I have wondered to myself why everyone is moving to Melbourne.
I had my suspicions, of course, and now they have been confirmed: it’s the only place creating any meaningful numbers of jobs.
A few more jobs
First the good news.
Employment increased by 13,500 in December to 11.986 million, with full time employment up for a third month, this time by 9,300.
After a great 2015, annual jobs growth was quite meagre in 2016 at just 91,500 or 0.8 per cent.
In the preceding calendar year the equivalent figures were 310,000 and 2.7 per cent.
Unemployment ticks up
The unemployment rate ticked up to 5.8 per cent in December, although in trend terms the unemployment rate has been flat for months at 5.7 per cent.

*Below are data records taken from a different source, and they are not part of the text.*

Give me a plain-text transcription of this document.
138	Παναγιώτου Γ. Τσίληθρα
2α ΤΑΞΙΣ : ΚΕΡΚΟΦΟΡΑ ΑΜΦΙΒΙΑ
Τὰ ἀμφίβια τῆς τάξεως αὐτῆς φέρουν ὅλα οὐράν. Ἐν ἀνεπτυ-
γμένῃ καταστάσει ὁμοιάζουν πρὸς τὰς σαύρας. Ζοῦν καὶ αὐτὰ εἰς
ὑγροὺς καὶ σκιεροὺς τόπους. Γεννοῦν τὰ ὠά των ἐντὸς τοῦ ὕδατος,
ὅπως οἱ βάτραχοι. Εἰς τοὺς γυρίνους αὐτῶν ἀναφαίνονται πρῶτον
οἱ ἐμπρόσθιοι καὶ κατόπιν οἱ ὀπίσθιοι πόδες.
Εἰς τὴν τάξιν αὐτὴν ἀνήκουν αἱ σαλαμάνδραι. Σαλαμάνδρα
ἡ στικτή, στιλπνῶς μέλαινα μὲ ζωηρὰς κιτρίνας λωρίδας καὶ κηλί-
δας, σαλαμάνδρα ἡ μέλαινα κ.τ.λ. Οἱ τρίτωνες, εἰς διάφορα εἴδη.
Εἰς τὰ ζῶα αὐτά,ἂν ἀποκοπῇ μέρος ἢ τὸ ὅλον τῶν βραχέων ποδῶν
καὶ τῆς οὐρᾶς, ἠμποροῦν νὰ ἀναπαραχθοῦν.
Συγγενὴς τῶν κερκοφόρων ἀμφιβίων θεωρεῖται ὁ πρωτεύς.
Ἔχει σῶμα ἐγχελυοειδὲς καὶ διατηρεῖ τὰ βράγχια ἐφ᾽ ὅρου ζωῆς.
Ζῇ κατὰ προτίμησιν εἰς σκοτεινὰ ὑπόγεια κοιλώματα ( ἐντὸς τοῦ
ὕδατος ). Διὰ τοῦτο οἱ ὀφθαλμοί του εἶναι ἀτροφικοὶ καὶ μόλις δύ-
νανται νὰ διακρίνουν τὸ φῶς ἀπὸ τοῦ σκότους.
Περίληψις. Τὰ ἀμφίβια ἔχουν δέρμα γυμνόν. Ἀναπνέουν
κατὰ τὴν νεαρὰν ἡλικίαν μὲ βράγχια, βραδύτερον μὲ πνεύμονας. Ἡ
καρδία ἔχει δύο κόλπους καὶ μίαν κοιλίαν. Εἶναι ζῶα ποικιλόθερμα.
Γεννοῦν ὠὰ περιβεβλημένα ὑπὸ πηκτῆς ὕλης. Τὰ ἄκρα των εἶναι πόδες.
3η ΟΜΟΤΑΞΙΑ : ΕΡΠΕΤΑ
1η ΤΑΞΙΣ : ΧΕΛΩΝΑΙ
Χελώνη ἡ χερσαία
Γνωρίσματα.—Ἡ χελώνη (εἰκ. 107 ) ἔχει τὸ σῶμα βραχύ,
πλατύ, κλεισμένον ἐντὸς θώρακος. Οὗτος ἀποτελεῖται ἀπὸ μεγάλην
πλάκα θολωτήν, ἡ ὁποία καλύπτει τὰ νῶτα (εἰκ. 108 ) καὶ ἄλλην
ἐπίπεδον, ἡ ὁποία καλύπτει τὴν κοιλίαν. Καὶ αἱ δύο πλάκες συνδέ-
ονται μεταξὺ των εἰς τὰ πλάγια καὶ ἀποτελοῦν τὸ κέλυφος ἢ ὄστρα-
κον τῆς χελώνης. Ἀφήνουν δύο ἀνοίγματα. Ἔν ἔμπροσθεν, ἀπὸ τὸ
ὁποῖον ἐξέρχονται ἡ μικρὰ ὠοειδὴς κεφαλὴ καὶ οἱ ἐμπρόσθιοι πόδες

Western Australia saw its monthly unemployment rate decline from 6.9 per cent to 6.6 per cent, but since the trend data is calculated using Henderson moving averages, the trend ticked a little higher again in December.
Around the states, unemployment rates converged towards each other in December.
If you think about, it that’s what should happen over time.
2016 a soggy year, except for Melbourne
Overall, it was a weak year which followed a very good year for the labour market figures.
Although total employment did increase in 2016, the uplift was driven by 120,900 part time jobs while full time employment actually declined over the year.
The total number of hours worked in the economy increased by only 0.5 per cent from a year earlier.
While I’ve learned not to place too much stock in monthly employment figures at the state level, it’s clear that by far the best performer was Victoria, which saw its total number of employed persons increase by nearly 119,000.
In doing so, the Victorians accounted for all of the increase in employment last year.
It’s just goes to show how strong a multiplier the construction industry can deliver.